I haven't been able to fully wrap my brain about what has just happened. I have experience with death. A lot of experience...more than I would like. But the blow is never diminshed despite how many times you have seen death.
Pres. Hinckley, the beloved prophet of my church (The Church of Jesus Christ of Latter-Day Saints) passed away today at the age of 97. While I have loved every prophet that has presided over the church, and have respected their work and have gained a testimony of the principles that they taught, Pres. Hinckley has always been my prophet. I have loved him from the very beginning...and even before that. As a young child I remember dreading the fact that we had to watch all 8 hours of conference. But when Pres. Hinckley spoke, I was all ears. For some reason I was just drawn to him, his words, and his love.
I guess I could launch into a schpiel about all of the wonderful things that he has done for the church, over his lifetime, for me personally--but I won't.
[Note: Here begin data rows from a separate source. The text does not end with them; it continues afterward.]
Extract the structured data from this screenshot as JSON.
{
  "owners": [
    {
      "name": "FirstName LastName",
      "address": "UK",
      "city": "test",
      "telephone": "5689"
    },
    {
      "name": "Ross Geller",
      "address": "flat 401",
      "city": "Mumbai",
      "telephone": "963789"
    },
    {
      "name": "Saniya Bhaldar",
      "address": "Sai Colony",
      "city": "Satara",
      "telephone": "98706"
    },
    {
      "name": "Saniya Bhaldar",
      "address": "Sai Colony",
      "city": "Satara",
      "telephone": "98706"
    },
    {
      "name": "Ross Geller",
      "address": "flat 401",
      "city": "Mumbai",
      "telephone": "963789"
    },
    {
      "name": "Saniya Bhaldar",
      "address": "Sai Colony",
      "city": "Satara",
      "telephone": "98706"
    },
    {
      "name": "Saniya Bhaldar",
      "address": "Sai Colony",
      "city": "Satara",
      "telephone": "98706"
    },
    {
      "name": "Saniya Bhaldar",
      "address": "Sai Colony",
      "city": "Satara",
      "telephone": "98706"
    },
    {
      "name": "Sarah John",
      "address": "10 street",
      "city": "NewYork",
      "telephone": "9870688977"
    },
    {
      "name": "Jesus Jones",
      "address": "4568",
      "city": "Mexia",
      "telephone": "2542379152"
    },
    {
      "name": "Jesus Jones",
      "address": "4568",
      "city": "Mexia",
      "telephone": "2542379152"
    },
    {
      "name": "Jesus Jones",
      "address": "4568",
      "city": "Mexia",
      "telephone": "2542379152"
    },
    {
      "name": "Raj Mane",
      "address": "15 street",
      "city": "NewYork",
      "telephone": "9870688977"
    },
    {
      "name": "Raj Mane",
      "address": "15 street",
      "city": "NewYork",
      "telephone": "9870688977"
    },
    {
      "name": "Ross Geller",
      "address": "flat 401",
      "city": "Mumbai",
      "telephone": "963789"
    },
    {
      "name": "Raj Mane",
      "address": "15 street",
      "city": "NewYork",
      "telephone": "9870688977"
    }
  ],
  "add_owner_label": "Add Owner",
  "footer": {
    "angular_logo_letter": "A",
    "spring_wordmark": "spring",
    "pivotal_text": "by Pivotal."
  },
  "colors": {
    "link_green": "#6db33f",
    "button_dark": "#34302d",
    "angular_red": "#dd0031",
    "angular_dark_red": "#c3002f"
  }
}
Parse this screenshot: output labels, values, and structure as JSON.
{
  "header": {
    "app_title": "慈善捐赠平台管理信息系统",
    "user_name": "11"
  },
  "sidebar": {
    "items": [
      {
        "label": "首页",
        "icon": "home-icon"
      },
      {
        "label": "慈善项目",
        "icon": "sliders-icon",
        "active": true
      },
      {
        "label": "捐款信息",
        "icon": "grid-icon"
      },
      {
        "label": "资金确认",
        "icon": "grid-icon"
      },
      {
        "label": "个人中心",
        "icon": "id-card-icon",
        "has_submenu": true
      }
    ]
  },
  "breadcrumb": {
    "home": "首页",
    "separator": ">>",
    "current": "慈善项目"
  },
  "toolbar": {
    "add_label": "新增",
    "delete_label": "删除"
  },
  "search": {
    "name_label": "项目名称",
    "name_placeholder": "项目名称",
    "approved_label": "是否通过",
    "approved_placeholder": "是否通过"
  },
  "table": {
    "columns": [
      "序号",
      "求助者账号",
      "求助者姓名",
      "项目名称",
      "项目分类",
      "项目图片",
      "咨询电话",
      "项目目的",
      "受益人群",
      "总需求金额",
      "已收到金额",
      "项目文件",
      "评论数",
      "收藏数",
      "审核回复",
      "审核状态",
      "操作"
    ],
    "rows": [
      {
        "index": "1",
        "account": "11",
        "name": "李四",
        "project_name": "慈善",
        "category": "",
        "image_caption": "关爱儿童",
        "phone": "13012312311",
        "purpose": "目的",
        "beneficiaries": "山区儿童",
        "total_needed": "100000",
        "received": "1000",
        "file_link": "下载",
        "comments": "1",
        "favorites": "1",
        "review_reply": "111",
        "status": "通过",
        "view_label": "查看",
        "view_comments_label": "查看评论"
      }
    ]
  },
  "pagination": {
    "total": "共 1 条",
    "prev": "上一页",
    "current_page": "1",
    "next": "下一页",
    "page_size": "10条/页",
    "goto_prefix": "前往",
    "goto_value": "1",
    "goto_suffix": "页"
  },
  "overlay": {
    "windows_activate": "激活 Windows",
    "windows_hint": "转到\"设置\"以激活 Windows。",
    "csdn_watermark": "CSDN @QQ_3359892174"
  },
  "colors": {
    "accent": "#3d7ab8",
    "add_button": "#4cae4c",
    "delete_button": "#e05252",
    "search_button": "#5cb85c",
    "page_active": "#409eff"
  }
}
I guess I just wanted to say that I love him and that I will miss him. I am grateful for the way that he has influenced me and for the things that he accomplished in his lifetime. While I am sad at the loss (and it is great), I am happy to know that he has been reunited with his sweet wife. Any time apart from the love of your life has got to be terrible. I am grateful for the principle of eternal families and of life extending beyond the grave. I feel blessed to know this. I feel blessed to have a deep and abiding testimony of this.
And so as we welcome in the new prophet (President Monson) and his counselors (Pres. Eyring and Pres. Uchtdorf) let us pay final tribute to Pres. Hinckley by being a little kinder, a little more compassionate, a little more loving and forgiving. Let us attend the temple more frequently. Let us donate a little more generously. Let us stand a little taller and be the best that we can be.